I have pulled the rotor off 3 times so far to attend to the starter clutch as the plungers were stuck in their holes and one re-stuck after cleaning, polishing and reassembly. I figure one more stuck plunger and I will have to spring for new rebuild parts....sigh.
Yeah it is, I'd be making sure those clamps stay tight as the bottom fork clamp does all the weight holding pretty much. If they slip that top clamp just might snap instead of holding them.
Uh oh, trouble in paradise. The engine is running only on one cylinder and compression is way down on the offending cylinder. I will investigate further tonight.
Hope you kept those early 70s K&N/Flanders type chopper bars from the first pic... they make pretty decent trading stock if nothing else.
That type of headlight mount was really common in the 70s. They work fine, you just need a couple larger outside diameter washers and a dab per bolt of loctite.
The 450 is back among the living. The loss of compression was due to my faulty valve adjustment. Armed with a much better understanding of the procedure I readjusted all the valves and then the compression came back and she fired right up on TWO cylinders. Good times.
I have pulled the rotor off 3 times so far to attend to the starter clutch as the plungers were stuck in their holes and one re-stuck after cleaning, polishing and reassembly. I figure one more stuck plunger and I will have to spring for new rebuild parts....sigh.
The hose is that long because it's what I had. In the final rendition it will get an appropriate length braided line. I'm using Unifilter foam clamp on filters. Those bars are Norman Hyde "M" bars.

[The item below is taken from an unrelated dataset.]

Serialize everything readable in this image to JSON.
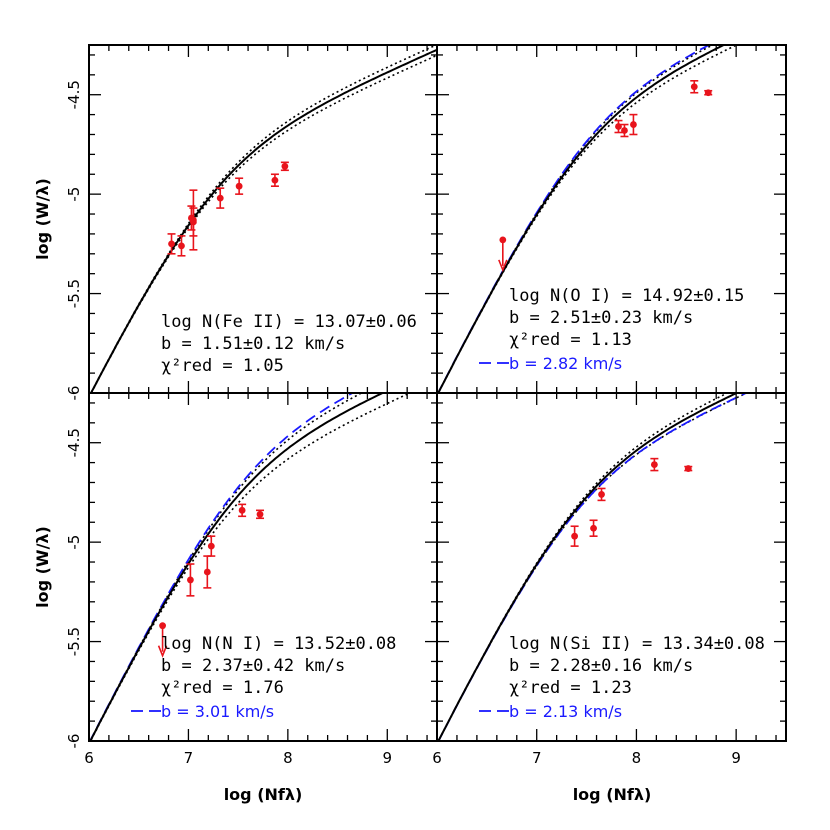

I added some OOS (Old Old Stock) aftermarket shocks that still have damping and are sprung close to right. No doubt they are of top quality since I did see "Made in Mexico" on the shock body when I stripped them...lol.
If you look at this thing from just the right angle, with the right kind of eyes and squint, it looks almost pretty good...lol. To me it's crying out for a set of chrome Triumph style TT pipes that exit under the engine.